In order to successfully complete this assignment you need to participate both individually and in groups during class. If you attend class in-person then have one of the instructors check your notebook and sign you out before leaving class on Friday February 10.

In-Class Assignment: Loops¶

Image showing a simple c/c++ loop code and a graphical representaiton of the loops

Image from: https://en.wikipedia.org/wiki/For_loop

Agenda for today's class (70 minutes)¶

(20 minutes) Pre class Review
(20 minutes) OpenMP Loop Pi Code
(30 minutes) Matrix Multiply

1. Pre class Review¶

In class we will talk about the basic loop sharing construct which looks like the following:

#pragma omp parallel
{
    #pragma omp for
    for (int i=0; i < max_itr; i++)
    {

    }
}

0216--OMP_Loops_pre-class-assignment

2. OpenMP Loop Example: Pi Code¶

Next we will try to help each other out so that everyone gets a parallel OpenMP version of the Pi-code working. Here are some instructions

If you are stuck or confused, raise your hand and ask for help.
If you get stuck review code in the Google document.
Help your neighbors
Share all of your solutions with each other using the following Google Document.
Review the Google Document and learn from each other's solutions.

Group Google Document

OpenMP example: Matrix Multiply¶

A simple matrix multiply between matrix $A$ (with $m$ rows and $k$ columns) and matrix $B$ (with $k$ rows and $n$ columns) into matrix $C$ (with $m$ rows and $n$ columns) is defined as follows:

$$A_{(m\times k)} \times B_{(k\times n)} = C_{(m\times n)} $$

Where each $m,n$ element in $C$ (aka $c_{m,n}$) is calculated using the dot product of the $m^{th}$ row of $A$ by the $n^{th}$ column of $B$:

$$c_{m,n} = a_{m,1}b_{1,n} + \dots + a_{m,k}b_{k,n}$$

More information about matrix multiply can be found here.

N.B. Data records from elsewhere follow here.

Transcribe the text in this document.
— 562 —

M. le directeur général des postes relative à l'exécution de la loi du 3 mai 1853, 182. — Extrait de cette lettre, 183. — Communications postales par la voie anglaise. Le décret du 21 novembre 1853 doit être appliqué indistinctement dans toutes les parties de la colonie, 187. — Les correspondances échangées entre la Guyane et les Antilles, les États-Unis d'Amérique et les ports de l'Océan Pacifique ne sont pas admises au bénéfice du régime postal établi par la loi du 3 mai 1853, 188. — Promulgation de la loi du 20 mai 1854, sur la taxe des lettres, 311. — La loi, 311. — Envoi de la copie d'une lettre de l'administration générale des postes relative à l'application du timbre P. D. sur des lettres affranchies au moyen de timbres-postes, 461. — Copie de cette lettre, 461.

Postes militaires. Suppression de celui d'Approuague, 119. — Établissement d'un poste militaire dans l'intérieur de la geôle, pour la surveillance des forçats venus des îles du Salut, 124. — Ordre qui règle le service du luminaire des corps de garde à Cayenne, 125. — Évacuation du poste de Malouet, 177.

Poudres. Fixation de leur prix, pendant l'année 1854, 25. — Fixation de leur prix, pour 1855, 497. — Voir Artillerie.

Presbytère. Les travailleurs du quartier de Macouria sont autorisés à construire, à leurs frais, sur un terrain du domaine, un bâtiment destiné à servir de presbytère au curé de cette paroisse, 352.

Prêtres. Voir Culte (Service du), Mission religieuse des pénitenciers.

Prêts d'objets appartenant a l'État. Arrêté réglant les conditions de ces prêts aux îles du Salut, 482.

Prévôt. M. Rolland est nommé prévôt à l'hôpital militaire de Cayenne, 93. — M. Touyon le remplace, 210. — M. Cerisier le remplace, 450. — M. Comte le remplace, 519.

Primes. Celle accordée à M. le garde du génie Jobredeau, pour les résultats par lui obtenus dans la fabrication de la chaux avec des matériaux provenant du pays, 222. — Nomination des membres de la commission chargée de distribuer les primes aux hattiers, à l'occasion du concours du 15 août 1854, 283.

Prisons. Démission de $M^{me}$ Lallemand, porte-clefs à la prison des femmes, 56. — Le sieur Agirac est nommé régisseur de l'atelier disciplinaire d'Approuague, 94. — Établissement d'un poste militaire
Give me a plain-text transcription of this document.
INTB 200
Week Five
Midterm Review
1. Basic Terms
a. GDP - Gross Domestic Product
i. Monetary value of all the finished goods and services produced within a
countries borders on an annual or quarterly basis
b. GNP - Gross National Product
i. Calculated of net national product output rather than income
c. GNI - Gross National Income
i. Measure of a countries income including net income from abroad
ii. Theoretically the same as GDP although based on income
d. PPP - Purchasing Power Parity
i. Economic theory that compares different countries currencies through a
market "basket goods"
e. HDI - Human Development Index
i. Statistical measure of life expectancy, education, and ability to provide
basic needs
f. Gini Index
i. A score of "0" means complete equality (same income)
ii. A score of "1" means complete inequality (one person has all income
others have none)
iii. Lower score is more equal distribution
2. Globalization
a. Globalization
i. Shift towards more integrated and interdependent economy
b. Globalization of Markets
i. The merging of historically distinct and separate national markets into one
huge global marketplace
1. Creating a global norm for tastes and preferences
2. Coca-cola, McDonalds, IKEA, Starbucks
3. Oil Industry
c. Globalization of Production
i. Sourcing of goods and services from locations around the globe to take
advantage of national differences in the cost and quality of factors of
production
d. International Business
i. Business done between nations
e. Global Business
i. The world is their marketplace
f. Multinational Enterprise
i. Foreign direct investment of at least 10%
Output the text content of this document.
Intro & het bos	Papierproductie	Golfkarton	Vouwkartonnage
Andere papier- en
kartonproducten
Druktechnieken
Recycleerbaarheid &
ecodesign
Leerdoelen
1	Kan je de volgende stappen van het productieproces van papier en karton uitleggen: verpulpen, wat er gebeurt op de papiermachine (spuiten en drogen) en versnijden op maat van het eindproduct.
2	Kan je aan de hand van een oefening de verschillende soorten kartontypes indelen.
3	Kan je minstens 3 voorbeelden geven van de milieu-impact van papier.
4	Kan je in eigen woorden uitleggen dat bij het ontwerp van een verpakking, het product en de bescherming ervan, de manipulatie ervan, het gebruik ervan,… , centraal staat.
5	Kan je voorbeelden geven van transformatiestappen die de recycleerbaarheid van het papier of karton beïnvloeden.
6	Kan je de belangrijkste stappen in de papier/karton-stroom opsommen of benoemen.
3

The following C++ program is the first part of the file matmul.cpp in the class repository. It can be used to calculate a matrix multiplication between $A$ and $B$:

int main(int argc, char *argv[]){

    std::default_random_engine generator;
    std::normal_distribution<double> distribution(0.0,1.0);

    // matrix size
    int N = 10, M = 10, K = 10;

// Accept input numbers for array sizes (m,k,n)
    if (argc > 1)
        M = atoi(argv[1]);

    if (argc > 2)
        K = atoi(argv[2]);

    if (argc > 3)
        N = atoi(argv[3]);

    Darray2 A,B,C; // Define Matrices
    A.define(1,M,1,K);
    B.define(1,K,1,N);
    C.define(1,M,1,N);
    for (int j = 1; j <= K ; j++)
      for (int i = 1; i <= M ; i++)
        A(i,j) = distribution(generator);

    for (int j = 1; j <= N ; j++)
      for (int i = 1; i <= K ; i++)
        B(i,j) = distribution(generator);

//  Only time the actual matmul
    auto begin = std::chrono::high_resolution_clock::now();

    for (int j = 1; j <= N ; j++)
      for (int i = 1; i <= M ; i++)
      {
        double cij = 0.0;
         for (int k = 1; k <= K ; k++)
            cij += A(i,k)*B(k,j);
        C(i,j) = cij;
      }    

    auto end = std::chrono::high_resolution_clock::now();
    auto elapsed = std::chrono::duration_cast<std::chrono::nanoseconds>(end - begin);
    cout << "Matmul 1 [s]: " << elapsed.count()*1e-9 << endl;

✅ Do This: Inspect the above code? Can you figure out what it is doing and why?

✅ Do This: Get the above code to compile and run on the HPCC. Check the answers to make sure they seem correct. Experiment with different values of $m,n$ and $k$ to see how much time it takes for different sizes. Make a few nice plots. Note very large values may cause a segmentation fault (why?)?

✅ DO THIS: Modify the above code and compile it using OpenMP parallel for loops. Use the plain vanilla OpenMP for loop in the second matmul and experiment with collapse and schedule in the third. Use a bash script to loop over many different sizes and make a few nice plots of the results. Are you able to increase the speed of the code?

Congratulations, we're done!¶

If you attend class in-person then have one of the instructors check your notebook and sign you out before leaving class. If you are attending asynchronously, turn in your assignment using D2L.